The great “Lady Day”, was born Eleanor Gough in Baltimore, MD on April 7, 1915.
The future "Lady Day" first heard the music of Louis Armstrong and Bessie Smith on a Victrola at Alice Dean's, the Baltimore "house of ill repute" where she ran errands and scrubbed floors as a young girl. She made her singing debut in obscure Harlem nightclubs (borrowing her professional name from screen star Billie Dove).
In 1933 she met jazz critic and talent scout John Hammond who introduced her to Benny Goodman. It was with Goodman that she had her first recording session. In 1935 she teamed with the Teddy Wilson orchestra and later with Count Basie and Artie Shaw.
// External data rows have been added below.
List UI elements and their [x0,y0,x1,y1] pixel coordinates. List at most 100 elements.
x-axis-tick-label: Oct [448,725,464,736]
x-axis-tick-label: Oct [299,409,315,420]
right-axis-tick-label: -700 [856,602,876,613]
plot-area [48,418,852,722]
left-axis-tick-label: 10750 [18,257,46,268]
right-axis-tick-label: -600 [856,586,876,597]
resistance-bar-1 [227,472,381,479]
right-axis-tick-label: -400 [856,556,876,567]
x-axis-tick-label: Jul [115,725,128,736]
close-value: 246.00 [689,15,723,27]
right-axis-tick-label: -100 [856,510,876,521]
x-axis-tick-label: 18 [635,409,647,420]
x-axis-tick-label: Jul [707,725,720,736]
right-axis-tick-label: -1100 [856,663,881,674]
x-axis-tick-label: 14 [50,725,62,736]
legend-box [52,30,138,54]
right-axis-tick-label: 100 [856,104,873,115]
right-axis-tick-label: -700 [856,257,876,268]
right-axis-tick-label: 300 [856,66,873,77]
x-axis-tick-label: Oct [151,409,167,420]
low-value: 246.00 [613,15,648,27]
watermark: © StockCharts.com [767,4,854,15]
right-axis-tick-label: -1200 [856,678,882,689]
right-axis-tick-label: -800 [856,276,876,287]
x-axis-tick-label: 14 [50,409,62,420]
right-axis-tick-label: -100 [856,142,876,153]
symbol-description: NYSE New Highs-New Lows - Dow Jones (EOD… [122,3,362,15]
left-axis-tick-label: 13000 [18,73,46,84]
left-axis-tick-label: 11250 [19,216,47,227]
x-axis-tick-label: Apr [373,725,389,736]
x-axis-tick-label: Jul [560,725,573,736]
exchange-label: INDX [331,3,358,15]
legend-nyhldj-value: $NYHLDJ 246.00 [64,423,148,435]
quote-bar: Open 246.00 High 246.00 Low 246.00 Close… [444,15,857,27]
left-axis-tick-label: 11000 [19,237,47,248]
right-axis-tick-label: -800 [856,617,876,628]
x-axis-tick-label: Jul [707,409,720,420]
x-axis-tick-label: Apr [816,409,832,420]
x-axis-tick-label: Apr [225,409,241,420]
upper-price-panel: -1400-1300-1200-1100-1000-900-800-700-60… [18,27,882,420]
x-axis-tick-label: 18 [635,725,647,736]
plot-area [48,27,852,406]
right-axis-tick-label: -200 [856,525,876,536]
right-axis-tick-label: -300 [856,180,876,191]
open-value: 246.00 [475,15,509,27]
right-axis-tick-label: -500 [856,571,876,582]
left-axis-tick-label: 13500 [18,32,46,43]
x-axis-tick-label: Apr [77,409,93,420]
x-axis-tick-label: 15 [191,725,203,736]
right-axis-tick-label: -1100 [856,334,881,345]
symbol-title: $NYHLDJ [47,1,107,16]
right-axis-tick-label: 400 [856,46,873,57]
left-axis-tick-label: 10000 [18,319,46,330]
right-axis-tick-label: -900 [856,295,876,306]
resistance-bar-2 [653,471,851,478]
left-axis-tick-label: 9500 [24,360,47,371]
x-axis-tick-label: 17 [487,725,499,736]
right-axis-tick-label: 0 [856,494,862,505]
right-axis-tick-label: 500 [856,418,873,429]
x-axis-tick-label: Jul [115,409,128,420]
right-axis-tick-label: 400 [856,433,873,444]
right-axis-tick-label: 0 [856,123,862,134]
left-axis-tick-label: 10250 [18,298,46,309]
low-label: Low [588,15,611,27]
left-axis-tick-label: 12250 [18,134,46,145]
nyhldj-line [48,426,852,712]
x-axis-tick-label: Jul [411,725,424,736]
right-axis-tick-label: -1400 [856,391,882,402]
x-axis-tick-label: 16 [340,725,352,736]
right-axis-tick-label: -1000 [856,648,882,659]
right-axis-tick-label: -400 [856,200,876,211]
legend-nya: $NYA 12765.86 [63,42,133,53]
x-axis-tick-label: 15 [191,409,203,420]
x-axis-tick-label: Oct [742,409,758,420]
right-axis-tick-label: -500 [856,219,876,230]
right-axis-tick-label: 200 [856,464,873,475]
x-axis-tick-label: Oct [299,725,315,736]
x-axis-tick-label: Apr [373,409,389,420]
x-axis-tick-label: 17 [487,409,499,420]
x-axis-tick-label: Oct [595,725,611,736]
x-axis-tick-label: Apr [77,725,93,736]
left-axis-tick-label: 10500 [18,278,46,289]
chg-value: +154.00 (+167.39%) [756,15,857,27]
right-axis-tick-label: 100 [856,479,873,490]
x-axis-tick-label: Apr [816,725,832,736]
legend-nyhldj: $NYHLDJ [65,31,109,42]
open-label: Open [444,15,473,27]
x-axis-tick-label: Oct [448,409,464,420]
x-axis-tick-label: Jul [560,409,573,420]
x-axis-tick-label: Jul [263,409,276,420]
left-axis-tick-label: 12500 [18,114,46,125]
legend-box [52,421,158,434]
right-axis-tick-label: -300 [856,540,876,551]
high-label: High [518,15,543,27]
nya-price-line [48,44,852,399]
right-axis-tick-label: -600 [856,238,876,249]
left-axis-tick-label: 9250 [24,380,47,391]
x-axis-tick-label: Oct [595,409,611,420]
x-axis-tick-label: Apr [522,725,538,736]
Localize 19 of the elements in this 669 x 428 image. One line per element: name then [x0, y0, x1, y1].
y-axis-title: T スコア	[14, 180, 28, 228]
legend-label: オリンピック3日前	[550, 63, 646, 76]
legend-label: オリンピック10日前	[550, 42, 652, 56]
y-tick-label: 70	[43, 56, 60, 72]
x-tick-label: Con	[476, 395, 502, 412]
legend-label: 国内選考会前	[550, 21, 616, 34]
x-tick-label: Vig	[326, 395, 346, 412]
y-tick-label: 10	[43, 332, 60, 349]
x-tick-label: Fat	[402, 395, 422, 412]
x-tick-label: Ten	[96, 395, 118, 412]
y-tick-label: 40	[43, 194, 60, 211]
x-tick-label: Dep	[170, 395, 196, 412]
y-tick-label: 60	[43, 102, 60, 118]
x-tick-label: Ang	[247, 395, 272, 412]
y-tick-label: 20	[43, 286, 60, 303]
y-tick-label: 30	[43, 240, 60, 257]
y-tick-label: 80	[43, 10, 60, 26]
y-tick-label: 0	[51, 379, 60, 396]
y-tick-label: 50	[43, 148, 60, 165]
From 1933 through 1944, Holiday recorded over 200 songs including the top ten hits “What a Little Moonlight Can Do”, “Twenty-Four Hours a Day”, “If You were Mine”, “These Foolish Things”, “No Regrets”, “A Fine Romance”, “The Way You Look Tonight”, “Who Loves You?”, “I Can’t Give You Anything But Love”, “Pennies from Heaven” (#3, 1937), “I’ve Got My Love to Keep Me Warm”, “This Year’s Kisses”, “The Mood That I’m In”, “Carelessly” (#1, 1937), “Mean to Me”, “A Sailboat in the Moonlight”, “Getting Some Fun Out of Life” and “I’m Gonna Lock My Heart” (#2, 1938).
In 1939 she co-wrote and recorded the jazz classic “Strange Fruite.” At the time of its release, the song was banned by radio networks as too controversial, but in the 1970’s was selected for the NARAS (Grammy) Hall of Fame.
Another Holiday penned composition “God Bless the Child” was released in 1941 and has also been inducted into the NARAS Hall of Fame.
Billie Holiday died on July 17, 1959 at the age of 44. It is her unique diction, inimitable phrasing and acute dramatic intensity that made her the outstanding jazz singer of her day and one of American music’s icons. "Singing songs like the 'The Man I Love' or 'Porgy' is no more work than sitting down and eating Chinese roast duck, and I love roast duck," she wrote in her autobiography. "I've lived songs like that."